Granted, they have to make a good selection of material (Which can vary from language to language), but once the material is selected, it's just a matter of listening to the lessons as you go about your day. This process seemed mysterious to me at first, but like anything else, Pimsleur's language teaching process must have a solid, scientific basis. Once that basis is figured out, you can use it for other things.
In an attempt to figure out their process, I've made a transcript of Pimsleur Japanese lesson 1, and I created a time stamp each time a new phrase or word is introduced, and each time the student is quizzed over something. The transcript is in the previous post. The time stamps stand for when the speaker concludes his statement, be it a quiz or an introduction to a new phrase or vocabulary word. Also, because many of the words you learn in the lessons are later used in phrases, there is some degree of overlap which I tried to keep straight.
I think that using this transcript, we can figure out the algorithm the Pimsleur company uses to make information "sticky" and memorable. Please give me suggestions, or fool around with this data yourself; if this yields positive results, it has the potential to be very useful to us language learners!
Indeed, very interesting! looking forward !
ReplyDeleteHi, great stuff. I hope you find a pattern, i would be VERY interested in finding out more about a/the algorithm.
ReplyDeleteThanks
Littlefish,
ReplyDeleteLove your blog! Always something interesting going on.
A quick note: did you check out the Wikipedia entry on Plimseur. It references Plimseur's "optimal" timing intervals.
I'm guessing you've already looked, but just in case. . . .
OOh! I never thought to check the Wikipedia page, thanks for mentioning that! What looks like a rough estimate of the algorithm was mentioned there, and I've been testing it over the past couple of weeks with great success! Thanks for mentioning it! I'll post about it in the coming days.
ReplyDeleteI came here to post exactly what anonymous did...this link has Pimsleur's intervals
ReplyDeletehttp://en.wikipedia.org/wiki/Spaced_repetition#Pimsleur.27s_graduated-interval_recall
Anyway, thanks for the blog littlefish. I love it.
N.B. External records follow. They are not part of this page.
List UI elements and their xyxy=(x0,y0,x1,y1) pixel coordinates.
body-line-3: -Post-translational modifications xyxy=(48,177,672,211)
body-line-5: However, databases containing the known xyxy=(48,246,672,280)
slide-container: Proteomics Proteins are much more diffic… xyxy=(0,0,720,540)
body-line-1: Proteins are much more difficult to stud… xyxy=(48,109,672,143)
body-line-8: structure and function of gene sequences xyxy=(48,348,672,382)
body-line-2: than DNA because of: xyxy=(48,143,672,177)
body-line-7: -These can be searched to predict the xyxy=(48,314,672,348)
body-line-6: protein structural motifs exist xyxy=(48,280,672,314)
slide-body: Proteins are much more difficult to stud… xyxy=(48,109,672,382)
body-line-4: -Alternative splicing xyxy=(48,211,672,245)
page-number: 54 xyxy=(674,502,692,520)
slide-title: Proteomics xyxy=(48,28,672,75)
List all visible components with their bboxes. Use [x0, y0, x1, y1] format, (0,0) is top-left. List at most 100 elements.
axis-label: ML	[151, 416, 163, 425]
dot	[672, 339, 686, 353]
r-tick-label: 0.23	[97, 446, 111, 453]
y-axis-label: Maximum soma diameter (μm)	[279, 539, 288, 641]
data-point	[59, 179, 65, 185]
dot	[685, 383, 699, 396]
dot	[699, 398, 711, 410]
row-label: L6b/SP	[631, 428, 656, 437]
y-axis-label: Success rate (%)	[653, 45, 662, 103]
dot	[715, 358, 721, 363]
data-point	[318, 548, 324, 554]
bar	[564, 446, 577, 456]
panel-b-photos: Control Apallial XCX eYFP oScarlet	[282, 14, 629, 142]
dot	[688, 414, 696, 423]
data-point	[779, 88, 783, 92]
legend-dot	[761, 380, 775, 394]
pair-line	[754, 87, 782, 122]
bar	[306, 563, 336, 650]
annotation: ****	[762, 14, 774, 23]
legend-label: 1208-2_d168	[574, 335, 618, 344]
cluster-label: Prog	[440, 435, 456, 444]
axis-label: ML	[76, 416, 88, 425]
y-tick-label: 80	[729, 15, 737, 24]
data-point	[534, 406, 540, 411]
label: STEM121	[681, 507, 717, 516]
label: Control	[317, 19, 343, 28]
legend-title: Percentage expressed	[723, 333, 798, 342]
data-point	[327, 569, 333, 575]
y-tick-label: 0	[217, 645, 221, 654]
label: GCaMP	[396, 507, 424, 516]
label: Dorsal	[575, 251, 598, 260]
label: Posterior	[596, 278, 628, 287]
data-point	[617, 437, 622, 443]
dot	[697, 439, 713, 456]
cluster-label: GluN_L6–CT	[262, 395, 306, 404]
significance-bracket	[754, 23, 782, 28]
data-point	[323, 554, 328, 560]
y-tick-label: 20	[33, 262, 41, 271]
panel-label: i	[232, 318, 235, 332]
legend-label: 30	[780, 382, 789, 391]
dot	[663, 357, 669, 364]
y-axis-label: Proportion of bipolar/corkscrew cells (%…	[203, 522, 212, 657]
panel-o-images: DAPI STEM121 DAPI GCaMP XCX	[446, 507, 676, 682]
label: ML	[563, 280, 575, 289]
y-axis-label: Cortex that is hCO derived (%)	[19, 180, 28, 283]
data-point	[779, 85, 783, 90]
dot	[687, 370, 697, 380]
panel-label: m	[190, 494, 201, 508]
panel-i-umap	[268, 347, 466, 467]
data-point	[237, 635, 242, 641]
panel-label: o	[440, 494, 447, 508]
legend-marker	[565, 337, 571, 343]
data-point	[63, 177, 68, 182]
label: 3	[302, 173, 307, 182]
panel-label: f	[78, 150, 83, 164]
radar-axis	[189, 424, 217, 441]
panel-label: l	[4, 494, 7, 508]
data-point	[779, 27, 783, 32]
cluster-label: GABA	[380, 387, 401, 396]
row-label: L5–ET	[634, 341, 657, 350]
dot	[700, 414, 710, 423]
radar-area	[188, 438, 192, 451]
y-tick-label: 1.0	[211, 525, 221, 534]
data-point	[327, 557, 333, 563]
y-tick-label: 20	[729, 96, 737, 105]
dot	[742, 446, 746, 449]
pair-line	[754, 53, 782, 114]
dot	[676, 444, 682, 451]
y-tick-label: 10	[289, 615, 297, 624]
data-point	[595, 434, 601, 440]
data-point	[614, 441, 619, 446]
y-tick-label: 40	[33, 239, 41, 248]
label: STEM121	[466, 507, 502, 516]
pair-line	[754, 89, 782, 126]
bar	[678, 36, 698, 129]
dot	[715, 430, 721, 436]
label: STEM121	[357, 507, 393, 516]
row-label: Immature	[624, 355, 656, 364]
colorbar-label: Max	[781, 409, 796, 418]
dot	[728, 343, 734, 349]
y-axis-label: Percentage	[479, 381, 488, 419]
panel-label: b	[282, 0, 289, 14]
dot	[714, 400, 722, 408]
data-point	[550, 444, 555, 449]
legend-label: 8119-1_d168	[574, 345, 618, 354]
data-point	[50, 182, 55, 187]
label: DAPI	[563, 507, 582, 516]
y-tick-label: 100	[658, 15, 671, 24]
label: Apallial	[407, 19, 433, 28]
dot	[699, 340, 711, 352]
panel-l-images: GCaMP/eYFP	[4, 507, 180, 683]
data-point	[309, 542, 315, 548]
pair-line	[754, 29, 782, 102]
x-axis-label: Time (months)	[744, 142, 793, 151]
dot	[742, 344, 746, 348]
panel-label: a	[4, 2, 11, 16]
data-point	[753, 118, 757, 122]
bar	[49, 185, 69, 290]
Where did you get your terms from? Please don't be offended. Among psychologists, the convention is to divide memory in the following manner:
ReplyDelete-sensory memory (SM): less than 5 seconds for audio; less than a second for visual information. Presumably, learning by ear is more effective than reading, if we follow this.
-short-term memory (STM): a few seconds, but maintained indefinitely if attention is focused.
-intermediate-term memory (ITM): minutes.
-long-term memory (LTM): stable and enduring.
The current nomenclature is obviously not perfect; decades-old memories cannot be the same as day-old memories, as their common 'long term memory' designation implies. But remember we are looking at how the brain as an organ deals with memory, not how we as people conceptualize memory. To be sure, the boundaries are not very well-defined, especially since memory is affected by the type of information encoded, the environment containing the memory, and so on. Still, given the confusion we already have, it's probably best to not invent new terms unless they work better than the ones already in use.
You might also be interested in Klein & Armitage (1979): they talk about fluctuating cognitive styles. Apparently we switch between spatially- and verbally-dominated cognition every ~95 minutes. This would obviously have bearing on how one should learn language based on time of day.